Et de même qu’il en est des nations comme des individus, que chaque nation, comme chaque individu, doit être autonome et libre, il en est de l’internationale (des nations) comme de la société (des individus) : elle ne doit pas dissoudre les nations / les individus, elle ne doit pas les soumettre, elle doit être construite par eux pour leur permettre justement de se retrouver, de se connaître, d’échanger, de s’enrichir les unes des autres, dans le respect de la liberté et de l’autonomie de chacun.
Etre ensemble et être soi-même (simul et singulis)
Pour Jaurès, individualisme et collectivisme ne s’opposent pas : le vrai collectivisme, celui qui n’est pas imposé, repose sur les relations librement construites entre des individus autonomes.

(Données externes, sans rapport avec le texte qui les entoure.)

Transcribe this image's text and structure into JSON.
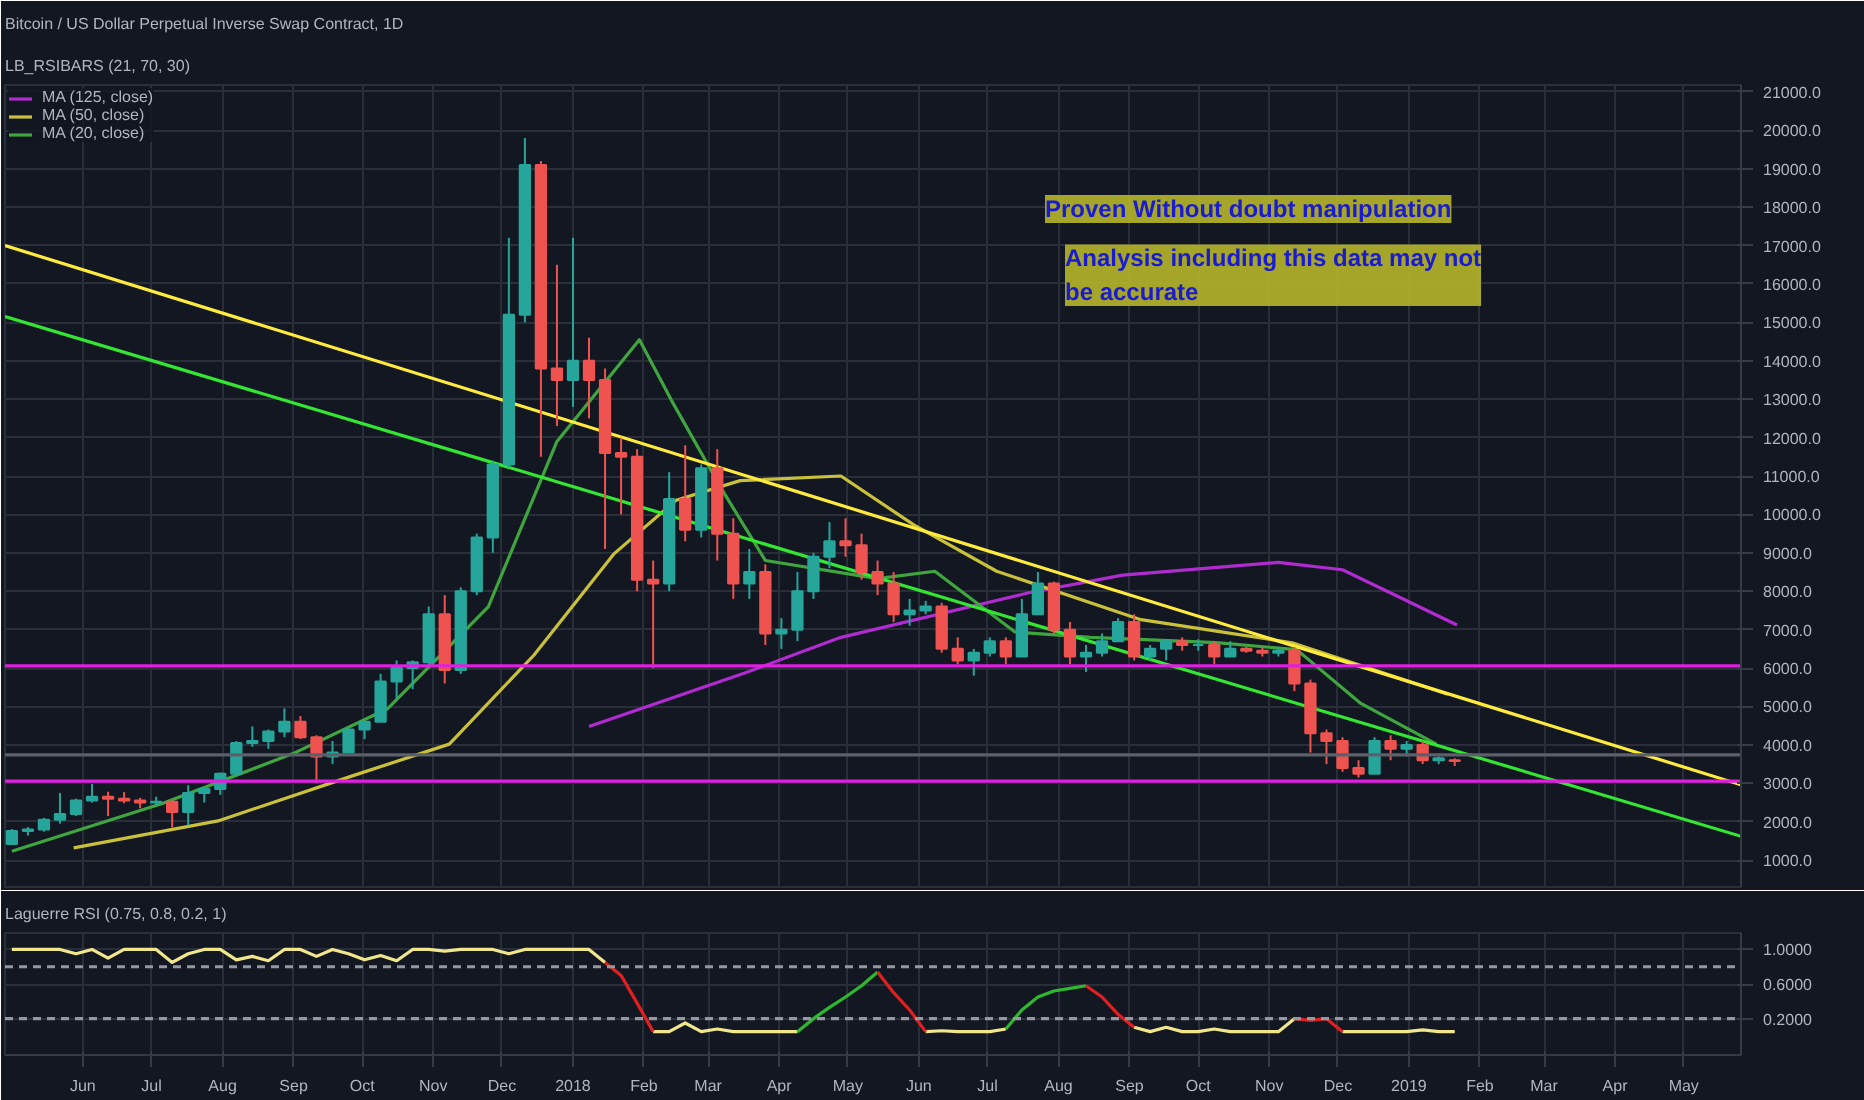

De même, ne s’opposent pas patriotisme et internationalisme : l’internationalisme reposant sur des relations de droit et de respect entre nations implique des nations autonomes et fortes dans leur identité (pour autant, rappelons-le encore une fois, qu’on conçoit bien l’identité solide comme celle qui n’a pas besoin, pour se sentir forte, d’écraser les autres…).
« De même que l’organisation collective de la production et de la propriété suppose une forte éducation des individus, tout un système de garanties des efforts individuels et des droits individuels, de même la réalisation de l’unité humaine ne sera féconde et grande que si les peuples et les races, tout en associant leurs efforts, tout en agrandissant et complétant leur culture propre par la culture des autres, maintiennent et avivent dans la vaste Internationale de l’humanité, l’autonomie de leur conscience historique et l’originalité de leur génie. » (« Méthode comparée », Revue de l’enseignement primaire et primaire supérieur, octobre 1911)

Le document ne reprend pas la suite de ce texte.